Published Web Locationhttps://doi.org/10.1016/j.ypmed.2017.12.028
OBJECTIVE:To estimate healthcare costs attributable to secondhand smoke (SHS) exposure at home among nonsmoking adults (18+) in the U.S. METHODS:We analyzed data on nonsmoking adults (N=67,735) from the 2000, 2005, and 2010 (the latest available data on SHS exposure at home) U.S. National Health Interview Surveys. This study was conducted from 2015 to 2017. We examined hospital nights, home care visits, doctor visits, and emergency room (ER) visits.
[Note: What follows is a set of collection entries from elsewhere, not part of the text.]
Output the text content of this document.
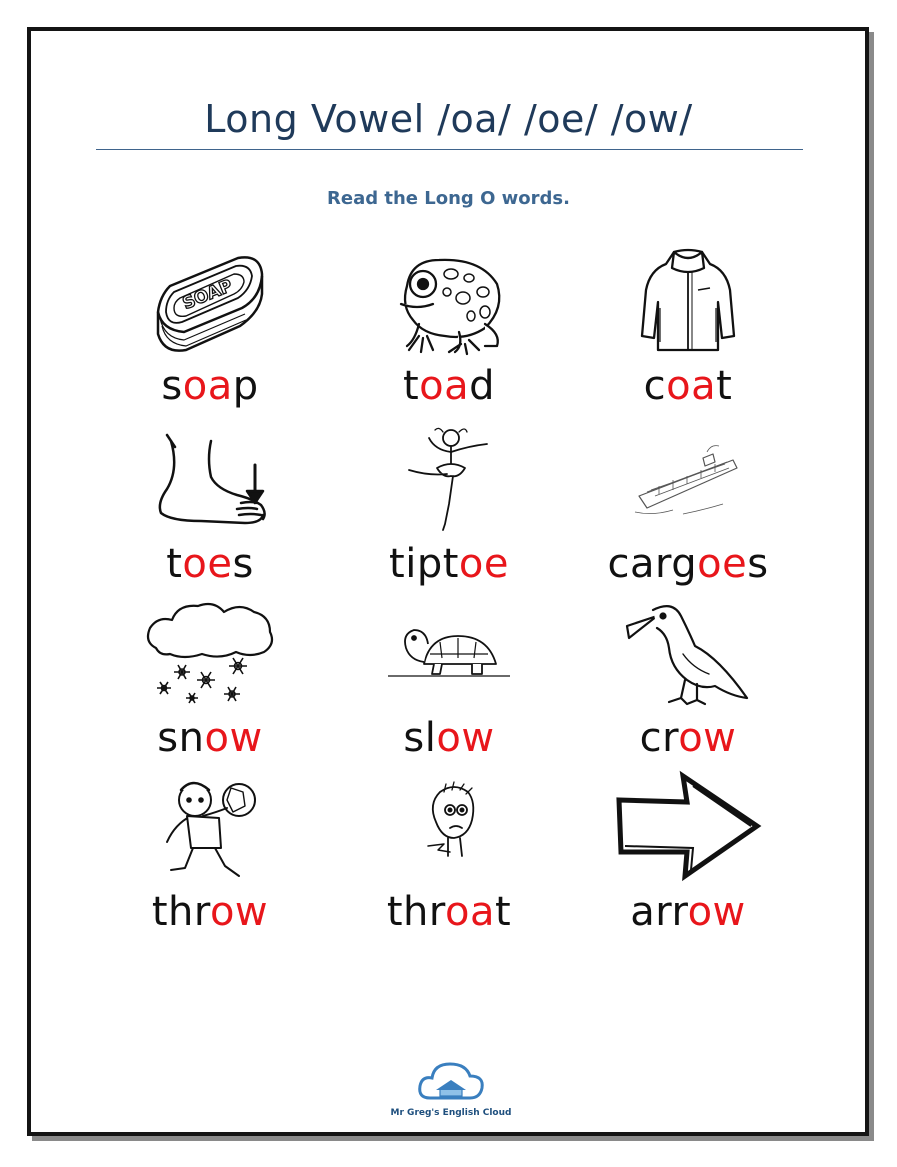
Long Vowel /oa/ /oe/ /ow/

Read the Long O words.

SOAP
soap	toad	coat
toes	tiptoe	cargoes
snow	slow	crow
throw	throat	arrow
Mr Greg's English Cloud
For each, we analyzed the association of SHS exposure at home with healthcare utilization with a Zero-Inflated Poisson regression model controlling for socio-demographic and other risk characteristics. Excess healthcare utilization attributable to SHS exposure at home was determined and multiplied by unit costs derived from the 2014 Medical Expenditures Panel Survey to determine annual SHS-attributable healthcare costs. RESULTS:SHS exposure at home was positively associated with hospital nights and ER visits, but was not statistically associated with home care visits and doctor visits. Exposed adults had 1.28 times more hospital nights and 1.16 times more ER visits than non-exposed adults. Annual SHS-attributable healthcare costs totaled $4.6 billion (including $3.8 billion for hospital nights and $0.8 billion for ER visits, 2014 dollars) in 2000, $2.1 billion (including $1.8 billion for hospital nights and $0.3 billion for ER visits) in 2005, and $1.9 billion (including $1.6 billion for hospital nights and $0.4 billion for ER visits) in 2010. CONCLUSIONS:SHS-attributable costs remain high, but have fallen over time. Tobacco control efforts are needed to further reduce SHS exposure at home and associated healthcare costs.